Special interest group polling is particularly pernicious. Groups conducting these polls include super PACs aligned with a particular candidate, lobbyists for business, and grassroots environmental activists. Various techniques can be employed to concoct the right kind of data: questions can be framed in a narrow way or with leading phrasing, answers can be constrained to a pre-defined range (e.g., "Agree" or "Disagree", but not "Agree, but with important caveats"), and multiple polls can be conducted and the preferred results cherry picked. If, try as you might, you can't get the results you would like from a poll, you always have the option to not publicise it. The article below reports on some devious pollsters hoping to exploit in-group favouritism.

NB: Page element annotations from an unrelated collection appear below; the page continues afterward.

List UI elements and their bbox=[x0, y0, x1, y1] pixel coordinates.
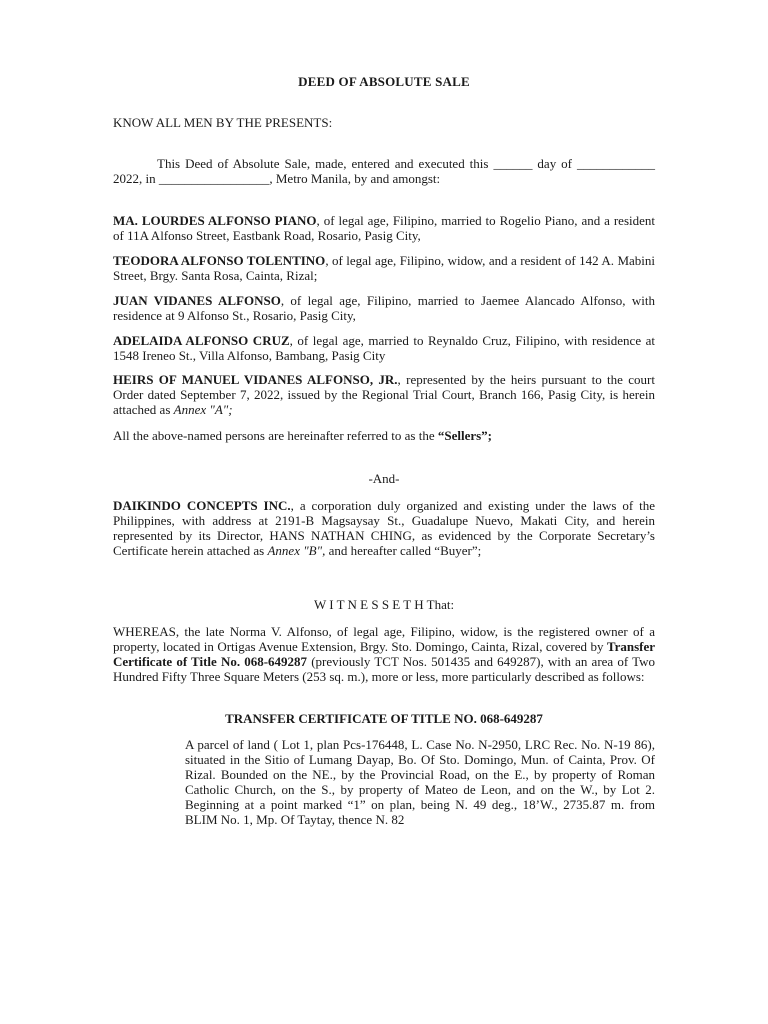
whereas-text: WHEREAS, the late Norma V. Alfonso, of legal age, Filipino, widow, is the registered owner of a property, located in Ortigas Avenue Extension, Brgy. Sto. Domingo, Cainta, Rizal, covered by bbox=[113, 624, 655, 654]
seller-entry bbox=[113, 293, 655, 323]
sellers-term: “Sellers”; bbox=[437, 428, 492, 443]
seller-entry bbox=[113, 333, 655, 363]
annex-a-reference: Annex "A"; bbox=[173, 402, 233, 417]
buyer-entry bbox=[113, 498, 655, 558]
buyer-name: DAIKINDO CONCEPTS INC. bbox=[113, 498, 291, 513]
document-title: DEED OF ABSOLUTE SALE bbox=[298, 74, 470, 89]
buyer-tail: and hereafter called “Buyer”; bbox=[325, 543, 482, 558]
seller-name: ADELAIDA ALFONSO CRUZ bbox=[113, 333, 290, 348]
heirs-entry bbox=[113, 372, 655, 417]
intro-text: This Deed of Absolute Sale, made, entered and executed this ______ day of ____________ 2022, in _________________, Metro Manila, by and amongst: bbox=[113, 156, 655, 186]
seller-details: , of legal age, Filipino, married to Jaemee Alancado Alfonso, with residence at 9 Alfonso St., Rosario, Pasig City, bbox=[113, 293, 655, 323]
tct-reference: Transfer Certificate of Title No. 068-649287 bbox=[113, 639, 655, 669]
seller-details: , of legal age, married to Reynaldo Cruz, Filipino, with residence at 1548 Ireneo St., Villa Alfonso, Bambang, Pasig City bbox=[113, 333, 655, 363]
seller-details: , of legal age, Filipino, widow, and a resident of 142 A. Mabini Street, Brgy. Santa Rosa, Cainta, Rizal; bbox=[113, 253, 655, 283]
salutation bbox=[113, 115, 655, 130]
seller-details: , of legal age, Filipino, married to Rogelio Piano, and a resident of 11A Alfonso Street, Eastbank Road, Rosario, Pasig City, bbox=[113, 213, 655, 243]
seller-name: JUAN VIDANES ALFONSO bbox=[113, 293, 281, 308]
buyer-details: , a corporation duly organized and existing under the laws of the Philippines, with address at 2191-B Magsaysay St., Guadalupe Nuevo, Makati City, and herein represented by its Director, HANS NATHAN CHING, as evidenced by the Corporate Secretary’s Certificate herein attached as bbox=[113, 498, 655, 558]
seller-name: TEODORA ALFONSO TOLENTINO bbox=[113, 253, 326, 268]
heirs-details: , represented by the heirs pursuant to the court Order dated September 7, 2022, issued by the Regional Trial Court, Branch 166, Pasig City, is herein attached as bbox=[113, 372, 655, 417]
intro-paragraph bbox=[113, 156, 655, 186]
seller-entry bbox=[113, 213, 655, 243]
whereas-paragraph bbox=[113, 624, 655, 684]
tct-description bbox=[185, 737, 655, 827]
sellers-summary-text: All the above-named persons are hereinafter referred to as the bbox=[113, 428, 438, 443]
sellers-summary bbox=[113, 428, 655, 443]
seller-entry bbox=[113, 253, 655, 283]
salutation-text: KNOW ALL MEN BY THE PRESENTS: bbox=[113, 115, 333, 130]
heirs-name: HEIRS OF MANUEL VIDANES ALFONSO, JR. bbox=[113, 372, 398, 387]
tct-heading: TRANSFER CERTIFICATE OF TITLE NO. 068-649287 bbox=[225, 711, 543, 726]
seller-name: MA. LOURDES ALFONSO PIANO bbox=[113, 213, 317, 228]
whereas-text-continued: (previously TCT Nos. 501435 and 649287), with an area of Two Hundred Fifty Three Square Meters (253 sq. m.), more or less, more particularly described as follows: bbox=[113, 654, 655, 684]
tct-description-text: A parcel of land ( Lot 1, plan Pcs-176448, L. Case No. N-2950, LRC Rec. No. N-19 86), situated in the Sitio of Lumang Dayap, Bo. Of Sto. Domingo, Mun. of Cainta, Prov. Of Rizal. Bounded on the NE., by the Provincial Road, on the E., by property of Roman Catholic Church, on the S., by property of Mateo de Leon, and on the W., by Lot 2. Beginning at a point marked “1” on plan, being N. 49 deg., 18’W., 2735.87 m. from BLIM No. 1, Mp. Of Taytay, thence N. 82 bbox=[185, 737, 655, 827]
annex-b-reference: Annex "B", bbox=[267, 543, 326, 558]
witnesseth-heading: W I T N E S S E T H That: bbox=[313, 597, 455, 612]
and-separator: -And- bbox=[368, 471, 400, 486]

{ "abstract": " This story was broken on Wednesday by a small newspaper company that publishes two weeklies on Manhattan's West Side - The Westsider and Chelsea Clinton News.And the journalists who did it - Jan Bartelli and Jeff Kisseloff - deserve credit.Now for the story. A professional phone-bank polling firm working for an arm of the Republican National Committee has been calling Jews in New York and California to seek support for the Reagan-Bush ticket.The workers hired to make these calls were using assumed Jewish-sounding names - until Miss Bartelli infiltrated the boiler-room operation and found out.That's when the Republican National Committee expressed surprised horror, and the assumed names stopped.(What hasn't stopped is that the phoners do not tell people they telephone that the call is being made on behalf of the Reagan campaign.)", "web_url": "https://www.nytimes.com/1984/10/13/opinion/new-york-the-gop-goes-for-the-jews.html", "print_section": "1", "print_page": "27", "headline": { "main": "NEW YORK ; THE G.O.P. GOES FOR THE JEWS" }, "pub_date": "1984-10-13T05:00:00+0000", "document_type": "article", "news_desk": "Editorial Desk", "section_name": "Opinion", "byline": { "original": "By Sydney H. Schanberg" }, "type_of_material": "Op-Ed", "word_count": 783, "uri": "nyt://article/1c571401-e4c9-532e-a4bd-ce8f0631b2df" }
Clearly the comissioners of these polls believe these results can help them pursue their agenda or they wouldn't be paying for them in the first place. If you can provide quantification as part of your argument, you lend it a certain kind of credibility regardless of how spurious your methods in gathering that data may have been. If a majority of Americans apparently support something, then maybe you should as well. ✹
✱
My classification approach is fairly inaccurate (generally it produces a lot of false positives). For example, while the article below (which was flagged as being about political opinion polling) is clearly horse-race coverage, political opinion polling is never explicitly mentioned.
{ "abstract": "HARTFORD, Oct. 31.--The active work of the campaign has closed for the Republicans much more brilliantly than it opened. It is certain that not since 1860 has so much earnestness been exhibited in every part of the State, ... ", "web_url": "https://www.nytimes.com/1880/11/01/archives/connecticut-not-doubtful-a-good-majority-for-garfield-assured-the.html", "headline": { "main": "CONNECTICUT NOT DOUBTFUL.; A GOOD MAJORITY FOR GARFIELD ASSURED --THE BOURBONS FLOODING THE STATE WITH MONEY." }, "pub_date": "1880-11-01T05:00:00+0000", "uri": "nyt://article/6e012381-240e-545e-a52a-8852f76fa2f9" }
Manually labelling a dataset and fine-tuning the model further would improve accuracy somewhat. Discerning which articles are about political opinion polling is a suprisingly difficult task that even GPT-4 cannot perform reliably (some challenges include the historic usage of the word "poll" to refer to the actual vote itself, polls that are conducted for purposes other than making predictions about elections, and the fundamental problem of what does it mean for an article to be "about" something). Prediction accuracy would be improved by having access to full articles rather than just snippets.